Defense attorney Richard Woodrow said his client is relieved at the outcome of the trial and remains optimistic. He said Hachtel never doubted that she would be found not guilty of the murder charge.
“What was really amazing is she’s the only client I’ve had in a murder trial who was confident all the way through,” Woodrow said. “When the jury went out, she asked me what would happen when the jury found her not guilty. For her, it was never if, it was always when.”
But the victory is bittersweet, Woodrow said. He said he and Hachtel believe that the child’s real killer won’t be held accountable.
Woodrow said he believes the jury found his client not guilty because he was able to introduce some doubts into the case.
“I think that there were two issues with the prosecution’s case,” Woodrow said. “One is that there was no proof that Monique did it. And then there was the other suspect.”
Throughout the trial, Woodrow offered up Hachtel’s brother-in-law as the real culprit.
At the time of the 2-year-old’s death, Hachtel lived in a Lacey home with the child and her two other children: a 4-year-old boy and a 6-year-old girl. Another family also occupied the home: Hachtel’s sister-in-law, her husband and their children. In total, 11 people lived in the home.
Hachtel’s husband lives in Mexico, and she had been living with the family while saving money to move there.
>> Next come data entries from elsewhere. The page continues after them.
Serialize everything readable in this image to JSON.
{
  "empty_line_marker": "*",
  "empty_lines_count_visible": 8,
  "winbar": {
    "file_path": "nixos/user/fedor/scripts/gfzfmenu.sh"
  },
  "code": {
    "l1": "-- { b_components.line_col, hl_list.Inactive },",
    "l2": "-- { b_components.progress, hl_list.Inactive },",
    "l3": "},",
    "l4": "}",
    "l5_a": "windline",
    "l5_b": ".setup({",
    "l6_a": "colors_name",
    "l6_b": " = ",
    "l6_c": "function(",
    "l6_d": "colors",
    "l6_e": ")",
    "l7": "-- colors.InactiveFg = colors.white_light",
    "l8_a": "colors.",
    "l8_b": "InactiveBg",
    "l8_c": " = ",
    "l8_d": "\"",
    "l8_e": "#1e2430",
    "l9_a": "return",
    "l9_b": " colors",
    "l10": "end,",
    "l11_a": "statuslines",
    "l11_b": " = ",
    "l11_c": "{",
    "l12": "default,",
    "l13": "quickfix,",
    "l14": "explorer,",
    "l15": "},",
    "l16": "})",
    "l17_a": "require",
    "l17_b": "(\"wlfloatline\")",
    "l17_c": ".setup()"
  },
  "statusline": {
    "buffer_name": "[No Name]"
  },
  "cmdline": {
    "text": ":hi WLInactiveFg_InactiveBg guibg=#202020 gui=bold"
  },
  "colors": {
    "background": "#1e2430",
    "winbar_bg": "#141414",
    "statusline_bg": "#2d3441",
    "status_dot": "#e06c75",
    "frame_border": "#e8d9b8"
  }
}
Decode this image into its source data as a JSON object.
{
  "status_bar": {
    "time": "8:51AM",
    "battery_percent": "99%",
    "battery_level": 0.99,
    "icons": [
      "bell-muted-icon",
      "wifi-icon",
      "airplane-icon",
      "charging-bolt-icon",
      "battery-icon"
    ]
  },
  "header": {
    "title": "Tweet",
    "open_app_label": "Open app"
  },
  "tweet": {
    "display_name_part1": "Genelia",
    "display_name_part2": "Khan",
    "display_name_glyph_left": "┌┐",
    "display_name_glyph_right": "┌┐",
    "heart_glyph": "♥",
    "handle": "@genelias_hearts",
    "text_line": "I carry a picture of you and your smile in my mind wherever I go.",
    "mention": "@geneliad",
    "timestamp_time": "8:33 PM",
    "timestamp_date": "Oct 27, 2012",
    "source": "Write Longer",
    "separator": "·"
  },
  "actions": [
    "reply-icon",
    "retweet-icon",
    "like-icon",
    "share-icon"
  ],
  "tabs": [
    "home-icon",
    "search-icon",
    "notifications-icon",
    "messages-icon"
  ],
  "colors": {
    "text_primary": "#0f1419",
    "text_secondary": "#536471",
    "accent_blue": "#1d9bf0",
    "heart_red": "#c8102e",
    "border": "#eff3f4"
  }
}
According to court documents, the child was found dead in the Lacey home in the early morning of Feb. 25. An autopsy later showed that the child had a lacerated liver, contusions on her kidney and large intestine, and a skull fracture. She also had bruises on her face, arms, hands, abdomen and head.
Hachtel was arrested two days later.
During the trial, Woodrow argued that the child likely received those bruises on Feb. 22 when Hachtel’s brother-in-law and his nephew were watching soccer and looking after the children. At the time, Hachtel was helping her sister-in-law at work.
While testifying, the brother-in-law failed to mention that his nephew had been at the home, and that the two had been drinking beer and watching soccer. That detail was significant, Woodrow said. He argued that the brother-in-law assaulted the child during that time.
“(The brother-in-law) lied during the testimony about his nephew coming over,” Woodrow said. “He never brought that up to law enforcement. And I think that made the jury question everything he said.”
But during his closing statement, Thurston County Deputy Prosecutor Joe Jackson said that scenario didn’t fit the timeline, and that the child would have been assaulted before Feb. 22, as Hachtel admitted to finding bruises on her daughter on Friday evening.
The only person who fit the timeline was the defendant, Jackson said.
Woodrow said he’s confident that he’ll be able to prove his client’s innocence once more during the first-degree criminal mistreatment charge.
“They’ll probably argue that Monique not taking her daughter to the doctor was mistreatment,” Woodrow said. “But now that I can focus on that charge and not the murder charge, I think I can convince the jury that she’s not guilty of that charge, too.”
Hachtel’s other two children have been in foster care since her arrest, Woodrow said, but they may be allowed to return to their father in Mexico soon. He said there will be a hearing on the matter next week in family court.
“I believe they’ll be able to finally go home,” Woodrow said.
Thurston County Deputy Prosecutor Joe Jackson could not be reached for comment on this story.